Voyage à Tokyo est le film qui a fait connaitre Yasujiro Ozu dans le reste du monde, et j'avoue en être ressorti lessivé d'émotions, car il parle de la place des parents quand les enfants deviennent adultes.
Un couple âgé est invité chez leurs enfants, qui travaillent et ont des vies de famille, mais ils se rendent comptent peu à peu qu'ils gênent, ils sentent que leur présence tient plus du boulet qu'autre chose. Sauf pour leur belle-fille, jeune veuve de leur fils mort à la guerre...
Il faut dire qu'en 1953, le sujet était étonnamment moderne et audacieux, presque brisant un tabou au sein du Japon. A savoir que parents, ainsi que leurs enfants, leurs gendres, leurs petits-enfants, peuvent ne plus vivre sous le même toit, et qu'il est question d'émancipation, ce qui pourrait difficilement se faire en vivant tous sous le même toit. Mais tout cela est montré avec douceur, tendresse, où la caméra semble placé comme si nous étions un témoin invisible, c'est vraiment sublime.
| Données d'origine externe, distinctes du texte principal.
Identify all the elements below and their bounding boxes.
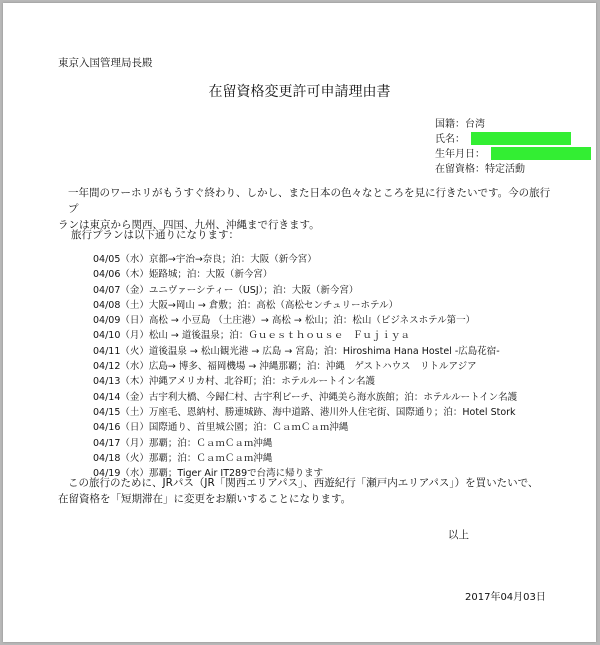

Quant aux acteurs, on retrouve plusieurs d'entre eux qui ont déjà travaillé avec Ozu, dont le père joué par Chishū Ryū, la mère Haruko Sugimura, et bien entendu, son actrice fétiche, la divine Setsuko Hara, qui joue cette jeune veuve dont le mari est décédé depuis longtemps, mais qui reste encore attachée à sa belle-famille, et qui va être en quelque sorte celle qui va sortir ses beaux-parents de la torpeur. On retrouve même du Marcel Pagnol dans la partie du film où un de leurs fils leur offre un séjour dans une station balnéaire, comme s'il ne les voulait plus dans ses pattes, où les dialogues se font souvent drôles, mais également empreints d'une certaine mélancolie.
Ajoutons à cela une conclusion vraiment bouleversante, où les liens les plus fort ne sont pas forcément ceux du sang, et on a là un chef d'oeuvre absolu.